Imagine that this bucket represents money pouring into the market. As you can see, it’s easy to grow from 1 to 2 to 3 but, as the pool of money gets larger and larger – you eventually need a much bigger bucket in order to keep growing the pool. That bigger bucket would have to be a combination of GDP Growth AND a continued interest on watering the stock market and we are already having a slight Global Recession so we are now VERY dependent on people’s willingness to put more and more money into the 7 – as opposed to say Housing or Bonds or Gold or Crypto…
What if people begin buying housing again? New Home Sales are a lethargic 600,000 (replacing just 0.5% of our housing supply) this year but what if 100,000 more people decide to buy homes as the Fed lowers rates? If the average home is $400,000 – that’s $40Bn directed away from the market – just like that. And Trump is running a $3Tn budget deficit – where will that money come from? And that’s on top of his $1.3Tn debt service bill on the $38Tn (over $40Tn next year!) that he’s already borrowed?
The market currently reflects a disconnect between historical valuation norms and ongoing liquidity-driven asset Inflation, which suggests a SEVERE risk of a future crash or, at minimum, significantly muted long-term returns.
High concentration and high valuation are explicitly modeled as strong negative factors for future returns. Goldman Sachs forecasts that the S&P 500 will deliver an annualized nominal total return of only 3% during the next 10 years (2024-2034E). This projection ranks in the 7th percentile of 10-year returns since 1930, which INCLUDES the Great Depression. The current extremely high level of market concentration is one of the main drags on this return forecast. If the market concentration variable were excluded from the model, the baseline forecast would jump roughly 4 percentage points higher, to 7%. THAT is the Law of Large Numbers now working very much against us – there is simply not enough “water” for the whole garden to grow.
The reason this highly valued, concentrated market can keep growing—despite fundamental risks—is largely attributed to overwhelming liquidity and market dynamics:
• Liquidity Drivers: Massive liquidity flooding the system, driven by factors like the draining of the RRP facility (nearly $2.5 trillion since 2022), massive stock buybacks (potential for $1.9 TRILLION in 2025), and massive fiscal dominance (deficits running close to $3 trillion) rationally explains why markets keep going one way – up.
• Passive Investing: Passive investing mechanisms, where ETFs must allocate based on market weighting, create a feedback loop: with buybacks shrinking available floats, there is more money chasing ever fewer available shares, especially benefiting the large-cap stocks.
• The Disconnect: This continuous intervention has ended up disconnecting all assets from any Fundamental reality.

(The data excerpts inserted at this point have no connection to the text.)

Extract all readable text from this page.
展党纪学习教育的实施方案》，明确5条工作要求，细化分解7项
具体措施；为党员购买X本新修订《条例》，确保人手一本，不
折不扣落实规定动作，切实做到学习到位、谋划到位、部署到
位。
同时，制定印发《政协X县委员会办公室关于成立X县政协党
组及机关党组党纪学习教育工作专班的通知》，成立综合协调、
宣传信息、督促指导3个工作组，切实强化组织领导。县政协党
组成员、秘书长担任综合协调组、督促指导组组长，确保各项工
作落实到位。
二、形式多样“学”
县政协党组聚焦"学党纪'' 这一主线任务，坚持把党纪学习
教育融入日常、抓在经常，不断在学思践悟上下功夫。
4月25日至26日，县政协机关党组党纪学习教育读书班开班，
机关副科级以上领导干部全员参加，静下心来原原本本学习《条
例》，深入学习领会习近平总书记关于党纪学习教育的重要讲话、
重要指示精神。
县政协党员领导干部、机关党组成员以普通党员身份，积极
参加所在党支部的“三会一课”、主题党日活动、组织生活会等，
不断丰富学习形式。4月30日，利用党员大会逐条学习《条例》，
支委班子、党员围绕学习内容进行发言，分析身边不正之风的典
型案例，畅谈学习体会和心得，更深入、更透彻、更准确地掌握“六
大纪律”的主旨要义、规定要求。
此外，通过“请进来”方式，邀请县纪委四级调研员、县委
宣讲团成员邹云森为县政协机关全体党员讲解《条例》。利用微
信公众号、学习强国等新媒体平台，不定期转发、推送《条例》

While the Mag 7 are generating high-quality earnings, history strongly suggests that their high valuations and the current extreme market concentration are NOT sustainable over the long-term and imply HIGHLY DEPRESSED future returns. HOWEVER, factors like unprecedented liquidity and passive investment flows can enable the market to “defy reason for a long time,” as seen during the 1999-2000 bubble (we doubled in the last year). The consensus forecast anticipates that this environment of elevated valuations and concentration will inevitably lead to an environment where the risk of poor returns is EXTREMELY HIGH.